With the slumping real estate market ravaging home values, consumers strapped for cash are considering financial tools other than home equity loans. Here's an in-depth look at three alternatives to traditional home equity loan financing.
Part of the human condition is taking for granted the good things in life, and another is appreciating them when they're gone. Home equity loans are a perfect example. No one gave these second mortgages a second thought-until the recent housing slump caused some extreme action by lenders.
Because slumping property values have sapped homeowners of their equity, lenders are either denying home equity loans or revoking current credit lines. As a result, many consumers are tapping other financial resources.
Many lenders are reluctant to offer up a home equity loan because it's a second mortgage. The word "second" means that in the event a homeowner defaults on a loan, the lender who holds the first mortgage would be paid first if the house is foreclosed upon and sold. If the home has decreased significantly in value, there might not be any funds left over when it's time to pay the second mortgage lender.
As a net result, a homeowner may find lenders more willing to extend a cash-out first mortgage refinance because of the reduced risk exposure. A cash-out refinance is true to its name: Along with refinancing your first mortgage, you can also cash equity out of your home.
Zero is better than nothing
If a lender revokes your home equity loan, you may want to consider some of the offers being made by credit card companies. They generally charge borrowers double-digit interest rates, but many also offer a zero-percent balance transfer offer. This introductory deal allows you to transfer a balance from an existing credit card and pay 0 percent interest for a limited period of time-generally six months to a year. This may be an ideal short-term solution, as the real estate market in your neighborhood might rebound and make a home equity loan a viable financial tool once again.
Open for business
If you find you can't make ends meet, and no lender will come to your aid with a home equity loan, you might consider opening your own part-time business to bring in more money. In these recessionary times, launching your own enterprise seems like a tall order. But businesses that succeed during down markets eventually thrive when the economy bounces back.
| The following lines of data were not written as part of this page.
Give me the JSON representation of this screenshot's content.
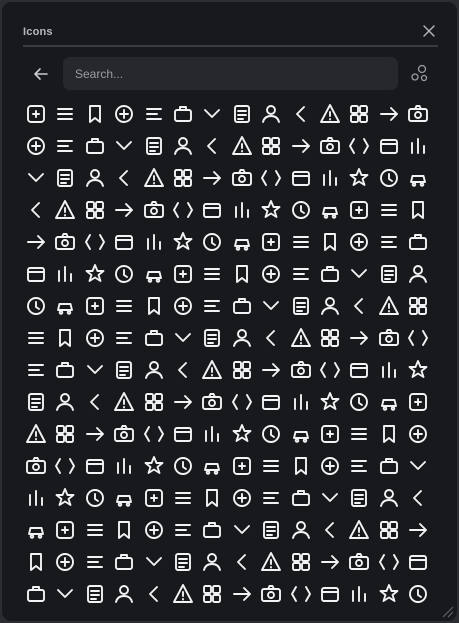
{
  "panel": {
    "title": "Icons",
    "search_placeholder": "Search..."
  },
  "header_icons": [
    "close-icon",
    "arrow-left-icon",
    "shapes-icon"
  ],
  "icons": [
    "rotate-24-icon",
    "4k-icon",
    "sort-az-icon",
    "user-square-icon",
    "user-circle-icon",
    "user-badge-icon",
    "user-pin-icon",
    "plus-square-icon",
    "plus-circle-icon",
    "plus-icon",
    "plus-small-icon",
    "user-lock-icon",
    "ad-icon",
    "copy-icon",
    "bolt-square-icon",
    "square-plus-icon",
    "airplay-icon",
    "alarm-icon",
    "siren-icon",
    "disc-icon",
    "alert-triangle-icon",
    "alias-icon",
    "alien-icon",
    "align-bottom-icon",
    "align-justify-icon",
    "align-h-icon",
    "align-center-icon",
    "align-left-icon",
    "align-right-icon",
    "align-top-icon",
    "align-v-center-icon",
    "menu-icon",
    "text-left-icon",
    "text-right-icon",
    "arrow-top-bar-icon",
    "collapse-v-icon",
    "ampersand-circle-icon",
    "amazon-icon",
    "anchor-icon",
    "house-icon",
    "house-outline-icon",
    "android-icon",
    "angular-icon",
    "arrow-up-right-square-icon",
    "arrow-up-left-square-icon",
    "app-store-icon",
    "apple-icon",
    "apps-add-icon",
    "apps-icon",
    "command-icon",
    "archive-icon",
    "archive-lines-icon",
    "archive-box-icon",
    "armchair-icon",
    "sofa-icon",
    "arrow-down-circle-icon",
    "chevrons-down-icon",
    "arrow-down-icon",
    "chevron-down-icon",
    "chevron-down-wide-icon",
    "chevron-down-small-icon",
    "chevron-left-small-icon",
    "chevron-right-small-icon",
    "chevron-up-small-icon",
    "undo-icon",
    "redo-icon",
    "arrow-left-circle-icon",
    "chevrons-left-icon",
    "arrow-down-left-icon",
    "arrow-left-icon",
    "swap-icon",
    "chevron-left-icon",
    "arrow-up-left-icon",
    "angle-left-icon",
    "arrow-right-circle-icon",
    "chevrons-right-icon",
    "arrow-down-right-icon",
    "arrow-right-icon",
    "chevron-right-icon",
    "arrow-up-right-icon",
    "angle-right-icon",
    "u-turn-icon",
    "rotate-up-icon",
    "arrow-up-circle-icon",
    "chevrons-up-icon",
    "arrows-up-down-icon",
    "arrow-up-icon",
    "chevron-up-icon",
    "chevron-up-wide-icon",
    "artboard-icon",
    "podium-icon",
    "article-icon",
    "aspect-ratio-icon",
    "asterisk-icon",
    "at-icon",
    "paperclip-icon",
    "attachment-icon",
    "gavel-icon",
    "award-icon",
    "paw-icon",
    "pencil-icon",
    "credit-card-icon",
    "wallet-icon",
    "bank-icon",
    "bar-chart-icon",
    "chart-square-icon",
    "bar-chart-vertical-icon",
    "bars-left-icon",
    "bars-up-icon",
    "barcode-icon",
    "barcode-full-icon",
    "sparkles-icon",
    "cone-icon",
    "broadcast-icon",
    "basketball-icon",
    "battery-bolt-icon",
    "battery-icon",
    "battery-charging-icon",
    "battery-empty-icon",
    "battery-half-icon",
    "battery-plus-icon",
    "battery-refresh-icon",
    "bear-icon",
    "bucket-icon",
    "behance-icon",
    "bell-off-icon",
    "bike-icon",
    "tv-icon",
    "file-text-icon",
    "bitcoin-icon",
    "bitcoin-square-icon",
    "flame-icon",
    "blender-icon",
    "blogger-icon",
    "butterfly-icon",
    "bluetooth-icon",
    "bluetooth-off-icon",
    "no-drop-icon",
    "cube-icon",
    "focus-icon",
    "bold-icon",
    "book-icon",
    "book-open-back-icon",
    "book-closed-icon",
    "bookmark-book-icon",
    "book-open-icon",
    "book-list-icon",
    "books-icon",
    "bookmark-icon",
    "bookmark-star-icon",
    "bookmark-empty-icon",
    "curly-box-icon",
    "bowl-icon",
    "box-icon",
    "cube-solid-icon",
    "package-icon",
    "basket-icon",
    "braces-icon",
    "brackets-icon",
    "clover-icon",
    "bread-icon",
    "briefcase-icon",
    "briefcase-alt-icon",
    "suitcase-icon",
    "luggage-icon",
    "bag-icon",
    "square-stack-icon",
    "squares-icon",
    "broadcast-alt-icon",
    "brush-icon",
    "building-icon",
    "monitor-icon",
    "paint-brush-icon",
    "bitcoin-coin-icon",
    "bubbles-icon",
    "bug-icon",
    "beetle-icon",
    "buildings-icon",
    "factory-icon",
    "city-icon",
    "office-icon",
    "bus-icon",
    "bus-front-icon",
    "bus-smile-icon",
    "cactus-icon",
    "cake-icon",
    "cupcake-icon",
    "candle-icon",
    "calculator-icon",
    "calendar-icon",
    "calendar-check-icon",
    "calendar-x-icon",
    "calendar-minus-icon",
    "calendar-plus-icon",
    "calendar-clock-icon",
    "calendar-event-icon",
    "window-icon",
    "camera-square-icon",
    "camera-icon",
    "aperture-icon",
    "photo-camera-icon",
    "camera-off-icon",
    "camera-rotate-icon",
    "candle-stick-icon",
    "capsule-icon",
    "car-icon",
    "car-front-icon",
    "truck-icon",
    "columns-icon",
    "cash-icon",
    "doc-icon",
    "file-flag-icon",
    "swirl-icon",
    "cross-grid-icon",
    "image-a-icon",
    "flag-card-icon",
    "phone-card-icon",
    "circle-minus-icon",
    "clipboard-icon",
    "window-alt-icon",
    "screen-icon",
    "grid-small-icon",
    "terminal-icon",
    "document-icon"
  ]
}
When you own your own business, you won't be crimping your earning potential either. With a successful business, you may find that you have more than enough money to make ends meet.
Home equity loans used to be an easy source of cash for homeowners. But the recent downturn in home prices has caused lenders to tighten their second mortgage purse strings. If you've felt the pinch, don't despair. With cash-out refinancing, zero percent balance transfers, and new business opportunities, the marketplace has plenty of alternatives.